Sato looked over his shoulder and saw the pack of crazies only thirty feet behind him and gaining ground. Renee led them, her eyes focused, her hoard of followers on her tail, waving their arms, shaking their fists. It was like the villagers chasing Frankenstein’s monster—the only things missing were pitchforks and torches.
Sato faced forward again; so close, the elevator was only a few feet away. He reached up, slipped the backpack off his left shoulder, then his right, still running, still holding tight to the blood sample.

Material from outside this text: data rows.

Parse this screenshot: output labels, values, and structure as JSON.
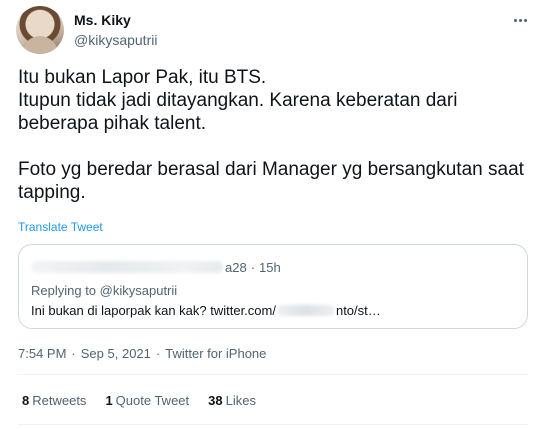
{
  "author": {
    "display_name": "Ms. Kiky",
    "handle": "@kikysaputrii"
  },
  "tweet": {
    "text": "Itu bukan Lapor Pak, itu BTS.\nItupun tidak jadi ditayangkan. Karena keberatan dari beberapa pihak talent.\n\nFoto yg beredar berasal dari Manager yg bersangkutan saat tapping.",
    "translate_label": "Translate Tweet"
  },
  "quoted_tweet": {
    "handle_tail": "a28",
    "separator": "·",
    "time": "15h",
    "replying_prefix": "Replying to",
    "replying_to": "@kikysaputrii",
    "body_start": "Ini bukan di laporpak kan kak? twitter.com/",
    "body_end": "nto/st…"
  },
  "meta": {
    "time": "7:54 PM",
    "separator": "·",
    "date": "Sep 5, 2021",
    "source": "Twitter for iPhone"
  },
  "stats": {
    "retweets_count": "8",
    "retweets_label": "Retweets",
    "quotes_count": "1",
    "quotes_label": "Quote Tweet",
    "likes_count": "38",
    "likes_label": "Likes"
  }
}
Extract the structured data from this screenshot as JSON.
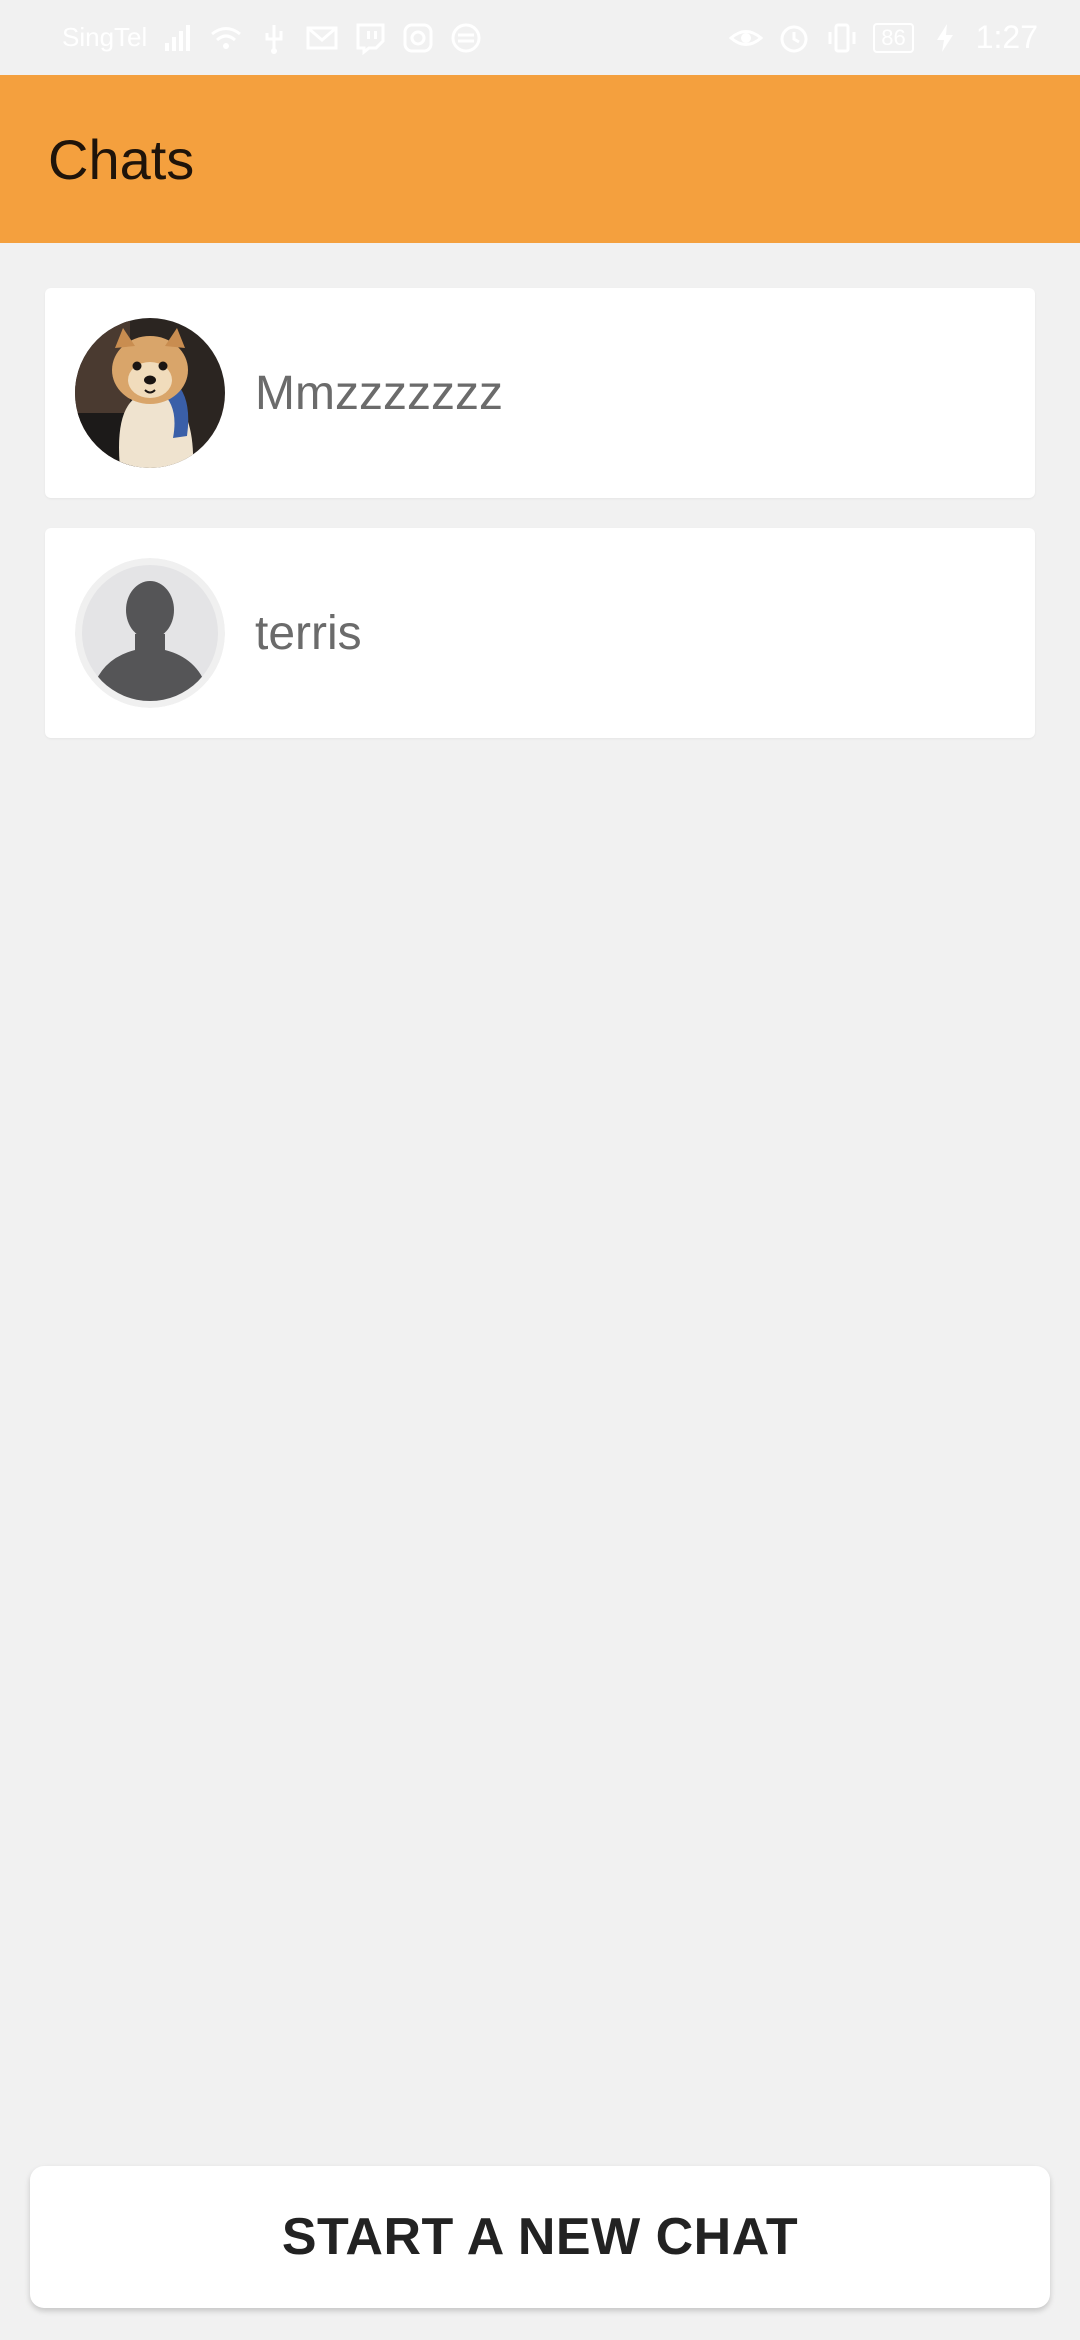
{
  "status_bar": {
    "carrier": "SingTel",
    "battery": "86",
    "time": "1:27",
    "left_icons": [
      "signal-icon",
      "wifi-icon",
      "usb-icon",
      "mail-icon",
      "twitch-icon",
      "app-icon",
      "sync-icon"
    ],
    "right_icons": [
      "eye-icon",
      "alarm-icon",
      "vibrate-icon",
      "battery-icon",
      "charging-icon"
    ]
  },
  "app_bar": {
    "title": "Chats",
    "color": "#f4a03e"
  },
  "chats": [
    {
      "name": "Mmzzzzzzz",
      "avatar": "dog-photo-avatar"
    },
    {
      "name": "terris",
      "avatar": "default-person-avatar"
    }
  ],
  "actions": {
    "start_chat_label": "START A NEW CHAT"
  }
}
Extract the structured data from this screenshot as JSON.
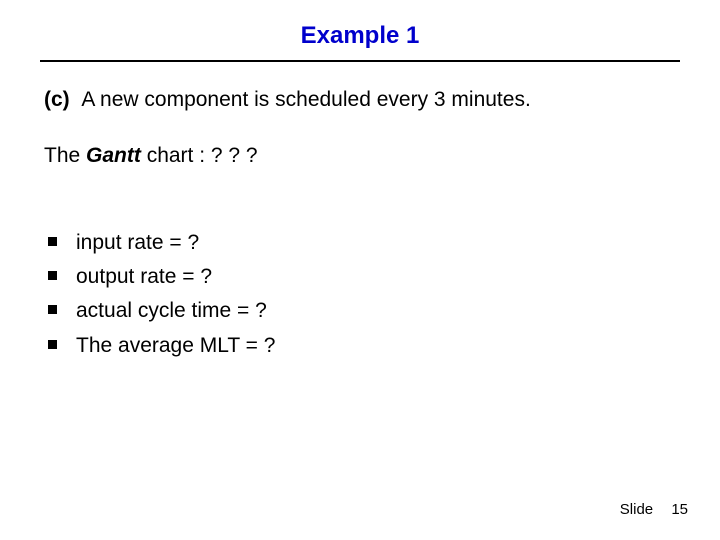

He windmilled his left arm and threw the backpack forward. It landed with a thud in the back corner of the elevator just as he crossed the threshold of the cage. He reached out with his free hand and slid the door shut with a squeal and a clank as it landed home. The latch to close it was small and weak—Sato knew it wouldn’t last long. He closed it anyway then knelt on the floor and pushed up on the lever with his shoulder, screaming with the effort until the thing finally snapped into position.